In 2014 the tavern reopened under new ownership, with some concessions from the city and the unions to keep costs down. Its 20-year lease allows the city to collect a percentage of the restaurant’s sales for rent, but after the long renovation, the city let it defer paying until 2019. It also negotiated to pay nonunion wages for the first two years of operating. The union and the city have not yet responded to request for details about the current agreements. After a boost from the reopening initially brought New Yorkers back out of curiosity, there was turnover among chefs and some negative reviews.
Chef Bill Peet now oversees the kitchen, which Wolf said was a good choice. From the to-go window of the reopened restaurant, which had been open before the pandemic, he will serve dishes such as veggie frittatas and cheese plates. Tavern on the Green converted its South Terrace, which used to be part of the events space, and added a beer garden to the front.

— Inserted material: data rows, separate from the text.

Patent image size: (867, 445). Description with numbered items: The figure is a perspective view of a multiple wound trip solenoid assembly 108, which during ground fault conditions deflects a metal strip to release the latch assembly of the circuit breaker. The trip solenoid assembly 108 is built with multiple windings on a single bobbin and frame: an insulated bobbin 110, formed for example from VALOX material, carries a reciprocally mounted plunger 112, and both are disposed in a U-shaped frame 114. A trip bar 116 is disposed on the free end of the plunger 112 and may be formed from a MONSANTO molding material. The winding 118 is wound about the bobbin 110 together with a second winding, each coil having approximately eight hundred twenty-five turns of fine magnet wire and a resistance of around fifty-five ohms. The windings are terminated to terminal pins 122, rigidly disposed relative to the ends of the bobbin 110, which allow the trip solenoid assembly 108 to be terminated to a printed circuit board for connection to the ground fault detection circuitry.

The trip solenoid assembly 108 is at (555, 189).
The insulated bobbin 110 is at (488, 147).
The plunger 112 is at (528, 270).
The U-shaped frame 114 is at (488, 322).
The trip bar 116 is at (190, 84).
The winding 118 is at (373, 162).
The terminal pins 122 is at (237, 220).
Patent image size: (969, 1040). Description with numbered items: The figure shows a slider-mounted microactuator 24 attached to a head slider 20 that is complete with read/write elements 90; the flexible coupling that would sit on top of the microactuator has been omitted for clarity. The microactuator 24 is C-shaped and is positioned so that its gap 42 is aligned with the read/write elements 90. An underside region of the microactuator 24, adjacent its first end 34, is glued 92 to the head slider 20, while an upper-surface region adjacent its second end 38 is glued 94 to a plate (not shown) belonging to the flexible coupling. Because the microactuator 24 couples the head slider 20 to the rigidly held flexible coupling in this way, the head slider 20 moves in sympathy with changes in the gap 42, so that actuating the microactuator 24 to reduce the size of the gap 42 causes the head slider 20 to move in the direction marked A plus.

Yet even if this appealing outdoor dining set-up attracts passersby and the returning trickle of tourists, the restaurant will still miss what Steve Zagor, a restaurant consultant, said is the bulk of its business: large events.
“They can make a go of it,” Zagor said. “But there are a lot of ifs: if the city gives it an abatement, if the union makes adjustments, if employees come back to work, if there is some pick-up business, if the outdoor dining works.”